It's a yearly tradition as esteemed in the pop world as Justin Bieber getting snubbed at some award show or Adam Levine complaining about the crowds at Coachella: DJ Earworm's year-in-pop retrospective mashup, part of the "United State of Pop" series that goes back to 2007. His productions are always excellent 25-songs-in-1 encapsulations of the year that was in Top 40 hitmaking, and they're put together with a passion and creativity that makes the final product just as fun to listen to as many of the songs contained therein, and replayable far beyond the lifespan of an average mashup.
Earworm's recently released 2012-summarizing mash "Shine Brighter" is certainly no exception to this, a breezy run through the year in pop music focusing on a couple recurring themes—the phrases "Tonight!" and "C'mon!" the number of songs concerned with stars and shining—and using that as a launching-off point for a journey that touches on the disparate likes of Ellie Goulding, Psy and the Lumineers. It's a blast, both as a Top 40 IQ-testing review of the year that was, and as just a joyous celebration of all things pop.
There's one glaring issue with it, though: A critical under-representation of Our Girl Carly Rae Jepsen. Now, we're a little prejudiced, "Call Me Maybe" being our favorite song of the year and all, but even non-fans people would probably agree that the song played an absolutely critical role in pop music this year, and that only appearing in a tossed-off "And you should know that" lyric fragment is a disservice to one of the year's biggest hits. (Even Bruno Mars' "It Will Rain" is more prominently featured, and that song was a much lesser hit that peaked on the charts in December of 2011.) Meanwhile, "Good Time," another top ten hit of Carly Rae's that would have fit seamlessly into the song's hi-NRG thump, is completely absent.

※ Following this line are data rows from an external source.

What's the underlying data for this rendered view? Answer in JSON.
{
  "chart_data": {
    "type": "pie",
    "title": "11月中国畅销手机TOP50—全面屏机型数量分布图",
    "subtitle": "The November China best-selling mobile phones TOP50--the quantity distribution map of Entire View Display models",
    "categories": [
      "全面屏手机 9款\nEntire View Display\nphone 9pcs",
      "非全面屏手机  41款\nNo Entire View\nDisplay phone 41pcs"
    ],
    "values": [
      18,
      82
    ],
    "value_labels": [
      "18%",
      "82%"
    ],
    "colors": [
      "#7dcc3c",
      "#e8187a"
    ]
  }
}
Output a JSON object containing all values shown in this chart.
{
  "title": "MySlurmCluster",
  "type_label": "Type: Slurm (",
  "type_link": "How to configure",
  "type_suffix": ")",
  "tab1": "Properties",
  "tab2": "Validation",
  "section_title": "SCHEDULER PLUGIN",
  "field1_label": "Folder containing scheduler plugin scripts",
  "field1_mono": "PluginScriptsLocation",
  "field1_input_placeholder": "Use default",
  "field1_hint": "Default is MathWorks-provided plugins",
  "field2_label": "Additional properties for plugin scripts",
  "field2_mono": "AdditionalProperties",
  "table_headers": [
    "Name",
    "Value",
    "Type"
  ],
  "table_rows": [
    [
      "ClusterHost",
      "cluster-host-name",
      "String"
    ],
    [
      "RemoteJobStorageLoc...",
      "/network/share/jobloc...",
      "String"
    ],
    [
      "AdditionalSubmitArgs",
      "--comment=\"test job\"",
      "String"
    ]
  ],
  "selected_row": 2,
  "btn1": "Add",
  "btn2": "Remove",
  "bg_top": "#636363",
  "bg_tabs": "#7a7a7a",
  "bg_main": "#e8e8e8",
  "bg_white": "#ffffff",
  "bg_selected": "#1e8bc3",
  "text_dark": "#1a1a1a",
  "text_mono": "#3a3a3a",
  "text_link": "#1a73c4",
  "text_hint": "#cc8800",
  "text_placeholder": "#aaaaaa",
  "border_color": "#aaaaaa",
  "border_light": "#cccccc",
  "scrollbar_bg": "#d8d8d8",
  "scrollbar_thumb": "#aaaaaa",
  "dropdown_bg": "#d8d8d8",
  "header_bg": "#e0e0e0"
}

In its place, we get a whole lot of Ke$ha's "Die Young." With each of DJ Earowm's "United State" mashups, there's usually one song that provides the backbone of the production, and it's usually one of the year's biggest hits—Rihanna's "Umbrella" in '07, Black Eyed Peas' "I Gotta Feeling" in '09, Ke$ha's "Tik Tok" in '10. You'd think "Call Me Maybe" would be the obvious choice for the core track of this year's, but Earworm goes with K-Money's hit instead—a fine song, no doubt, but not the kind of super-obvious, world-dominating smash his productions usually lean on. (Tellingly, "Die Young" is the first "United State of Pop" backbone track to not have topped the Hot 100.)
So why no Carly Rae? Well, in an interview with Chicago Magazine earlier this month, Earworm answered the interviewer's specific, unprompted question about how much "Call Me Maybe" would appear in his mashup (SEE OTHER PEOPLE CARE ABOUT THIS TOO) with a dismissive "Very little!," further explaining "I feel like other songs are more expressive of what I’m feeling." Fair, but not satisfying—even if "Maybe" doesn't have some of the recurring lyrical themes of the other songs, it's just not acceptable for a producer as clever and creative as DJ Earworm to not find a way to shoehorn more of it in then a blink-and-you'll-miss-it lyric snippet.
Also, there's an absolute dearth of hip-hop in the mashup this year—there's only four songs classifiable as "rap" included, and three of them are by Flo Rida. Unlike the Carly Rae snub, this isn't something Earworm can really be faulted for—he goes where the hits are, and there just weren't that many hip-hop mega-hits this year. Still, a disturbing trend, especially considering that back in '07, these mixes were littered with time-forgotten hits by the likes of Mims and Shop Boyz. Where you at, hip-hop one-hit wonders?